Prof Maddern’s research program will span three years and include patients at the Royal Adelaide Hospital, The Queen Elizabeth Hospital (TQEH), and patients at the Royal North Shore Hospital in New South Wales. The study also represents a partnership with BiomeBank, Australia’s first stool bank and microbial therapeutics company, based in Adelaide. 

About faecal microbiota transplantation (FMT)

Approximately 100 trillion micro-organisms exist in the human gastrointestinal tract, functioning as a virtual organ, known as the gut microbiota. 

With FMT, healthy bacteria are transferred via faecal material from a healthy individual to another person, which can then multiply and provide a boost to the recipient’s own microbiome. The FMT is usually performed with a nasal tube, by swallowing a capsule, or most commonly via direct delivery by colonoscopy or enema. 

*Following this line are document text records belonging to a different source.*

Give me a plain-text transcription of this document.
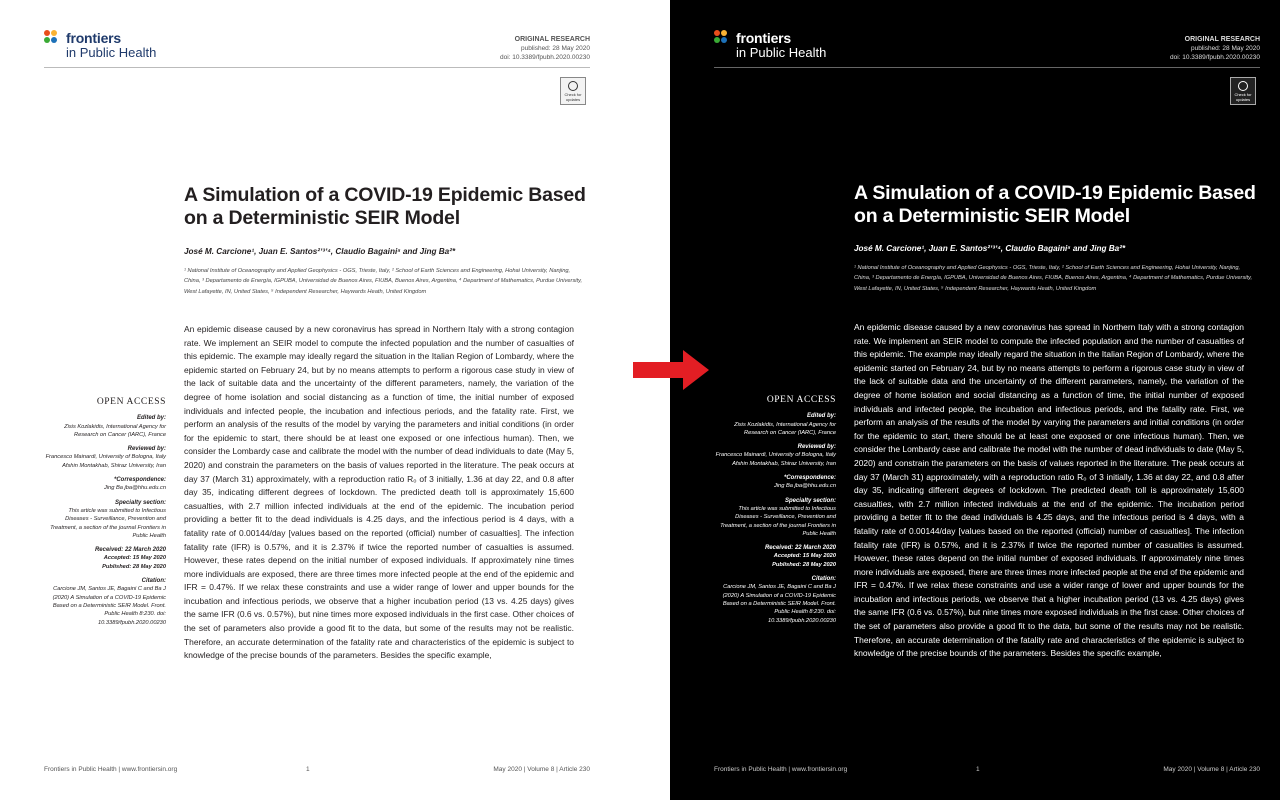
frontiers
in Public Health
ORIGINAL RESEARCH
published: 28 May 2020
doi: 10.3389/fpubh.2020.00230
Check for
updates
A Simulation of a COVID-19 Epidemic Based on a Deterministic SEIR Model
José M. Carcione¹, Juan E. Santos²ʼ³ʼ⁴, Claudio Bagaini⁵ and Jing Ba²*
¹ National Institute of Oceanography and Applied Geophysics - OGS, Trieste, Italy, ² School of Earth Sciences and Engineering, Hohai University, Nanjing, China, ³ Departamento de Energía, IGPUBA, Universidad de Buenos Aires, FIUBA, Buenos Aires, Argentina, ⁴ Department of Mathematics, Purdue University, West Lafayette, IN, United States, ⁵ Independent Researcher, Haywards Heath, United Kingdom
An epidemic disease caused by a new coronavirus has spread in Northern Italy with a strong contagion rate. We implement an SEIR model to compute the infected population and the number of casualties of this epidemic. The example may ideally regard the situation in the Italian Region of Lombardy, where the epidemic started on February 24, but by no means attempts to perform a rigorous case study in view of the lack of suitable data and the uncertainty of the different parameters, namely, the variation of the degree of home isolation and social distancing as a function of time, the initial number of exposed individuals and infected people, the incubation and infectious periods, and the fatality rate. First, we perform an analysis of the results of the model by varying the parameters and initial conditions (in order for the epidemic to start, there should be at least one exposed or one infectious human). Then, we consider the Lombardy case and calibrate the model with the number of dead individuals to date (May 5, 2020) and constrain the parameters on the basis of values reported in the literature. The peak occurs at day 37 (March 31) approximately, with a reproduction ratio R₀ of 3 initially, 1.36 at day 22, and 0.8 after day 35, indicating different degrees of lockdown. The predicted death toll is approximately 15,600 casualties, with 2.7 million infected individuals at the end of the epidemic. The incubation period providing a better fit to the dead individuals is 4.25 days, and the infectious period is 4 days, with a fatality rate of 0.00144/day [values based on the reported (official) number of casualties]. The infection fatality rate (IFR) is 0.57%, and it is 2.37% if twice the reported number of casualties is assumed. However, these rates depend on the initial number of exposed individuals. If approximately nine times more individuals are exposed, there are three times more infected people at the end of the epidemic and IFR = 0.47%. If we relax these constraints and use a wider range of lower and upper bounds for the incubation and infectious periods, we observe that a higher incubation period (13 vs. 4.25 days) gives the same IFR (0.6 vs. 0.57%), but nine times more exposed individuals in the first case. Other choices of the set of parameters also provide a good fit to the data, but some of the results may not be realistic. Therefore, an accurate determination of the fatality rate and characteristics of the epidemic is subject to knowledge of the precise bounds of the parameters. Besides the specific example,
OPEN ACCESS
Edited by:
Zisis Kozlakidis, International Agency for Research on Cancer (IARC), France
Reviewed by:
Francesco Mainardi, University of Bologna, Italy Afshin Montakhab, Shiraz University, Iran
*Correspondence:
Jing Ba jba@hhu.edu.cn
Specialty section:
This article was submitted to Infectious Diseases - Surveillance, Prevention and Treatment, a section of the journal Frontiers in Public Health
Received: 22 March 2020
Accepted: 15 May 2020
Published: 28 May 2020
Citation:
Carcione JM, Santos JE, Bagaini C and Ba J (2020) A Simulation of a COVID-19 Epidemic Based on a Deterministic SEIR Model. Front. Public Health 8:230. doi: 10.3389/fpubh.2020.00230
Frontiers in Public Health | www.frontiersin.org	1	May 2020 | Volume 8 | Article 230
frontiers
in Public Health
ORIGINAL RESEARCH
published: 28 May 2020
doi: 10.3389/fpubh.2020.00230
Check for
updates
A Simulation of a COVID-19 Epidemic Based on a Deterministic SEIR Model
José M. Carcione¹, Juan E. Santos²ʼ³ʼ⁴, Claudio Bagaini⁵ and Jing Ba²*
¹ National Institute of Oceanography and Applied Geophysics - OGS, Trieste, Italy, ² School of Earth Sciences and Engineering, Hohai University, Nanjing, China, ³ Departamento de Energía, IGPUBA, Universidad de Buenos Aires, FIUBA, Buenos Aires, Argentina, ⁴ Department of Mathematics, Purdue University, West Lafayette, IN, United States, ⁵ Independent Researcher, Haywards Heath, United Kingdom
An epidemic disease caused by a new coronavirus has spread in Northern Italy with a strong contagion rate. We implement an SEIR model to compute the infected population and the number of casualties of this epidemic. The example may ideally regard the situation in the Italian Region of Lombardy, where the epidemic started on February 24, but by no means attempts to perform a rigorous case study in view of the lack of suitable data and the uncertainty of the different parameters, namely, the variation of the degree of home isolation and social distancing as a function of time, the initial number of exposed individuals and infected people, the incubation and infectious periods, and the fatality rate. First, we perform an analysis of the results of the model by varying the parameters and initial conditions (in order for the epidemic to start, there should be at least one exposed or one infectious human). Then, we consider the Lombardy case and calibrate the model with the number of dead individuals to date (May 5, 2020) and constrain the parameters on the basis of values reported in the literature. The peak occurs at day 37 (March 31) approximately, with a reproduction ratio R₀ of 3 initially, 1.36 at day 22, and 0.8 after day 35, indicating different degrees of lockdown. The predicted death toll is approximately 15,600 casualties, with 2.7 million infected individuals at the end of the epidemic. The incubation period providing a better fit to the dead individuals is 4.25 days, and the infectious period is 4 days, with a fatality rate of 0.00144/day [values based on the reported (official) number of casualties]. The infection fatality rate (IFR) is 0.57%, and it is 2.37% if twice the reported number of casualties is assumed. However, these rates depend on the initial number of exposed individuals. If approximately nine times more individuals are exposed, there are three times more infected people at the end of the epidemic and IFR = 0.47%. If we relax these constraints and use a wider range of lower and upper bounds for the incubation and infectious periods, we observe that a higher incubation period (13 vs. 4.25 days) gives the same IFR (0.6 vs. 0.57%), but nine times more exposed individuals in the first case. Other choices of the set of parameters also provide a good fit to the data, but some of the results may not be realistic. Therefore, an accurate determination of the fatality rate and characteristics of the epidemic is subject to knowledge of the precise bounds of the parameters. Besides the specific example,
OPEN ACCESS
Edited by:
Zisis Kozlakidis, International Agency for Research on Cancer (IARC), France
Reviewed by:
Francesco Mainardi, University of Bologna, Italy Afshin Montakhab, Shiraz University, Iran
*Correspondence:
Jing Ba jba@hhu.edu.cn
Specialty section:
This article was submitted to Infectious Diseases - Surveillance, Prevention and Treatment, a section of the journal Frontiers in Public Health
Received: 22 March 2020
Accepted: 15 May 2020
Published: 28 May 2020
Citation:
Carcione JM, Santos JE, Bagaini C and Ba J (2020) A Simulation of a COVID-19 Epidemic Based on a Deterministic SEIR Model. Front. Public Health 8:230. doi: 10.3389/fpubh.2020.00230
Frontiers in Public Health | www.frontiersin.org	1	May 2020 | Volume 8 | Article 230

“There is emerging evidence as to the importance of the organisms in the gut, the so-called gut microbiota, both in health and disease. FMT is a therapy aimed at changing the gut microbiota toward a healthy and diverse profile and there is growing evidence that it may be effective therapy not only gastrointestinal conditions, but diseases beyond the gut,” said A/Prof Robert Bryant, gastroenterologist and co-investigator at TQEH. 

While FMT is a well-established treatment and effective at treating gastrointestinal infection and inflammatory bowel disease, it has not yet been trailed in pancreatic cancer patients. 

Professor Maddern believes the low-risk treatment to help improve gut health before treatment could make a major difference for those with pancreatic cancer. 

“It will encourage all involved in treating such patients to look more widely than just the cancer as the only life limiting factor,” said Prof Maddern. 

Professor Guy Maddern (left) and Associate Professor Robert Bryant (right).

Pictured: Professor Guy Maddern (left) and Associate Professor Robert Bryant (right).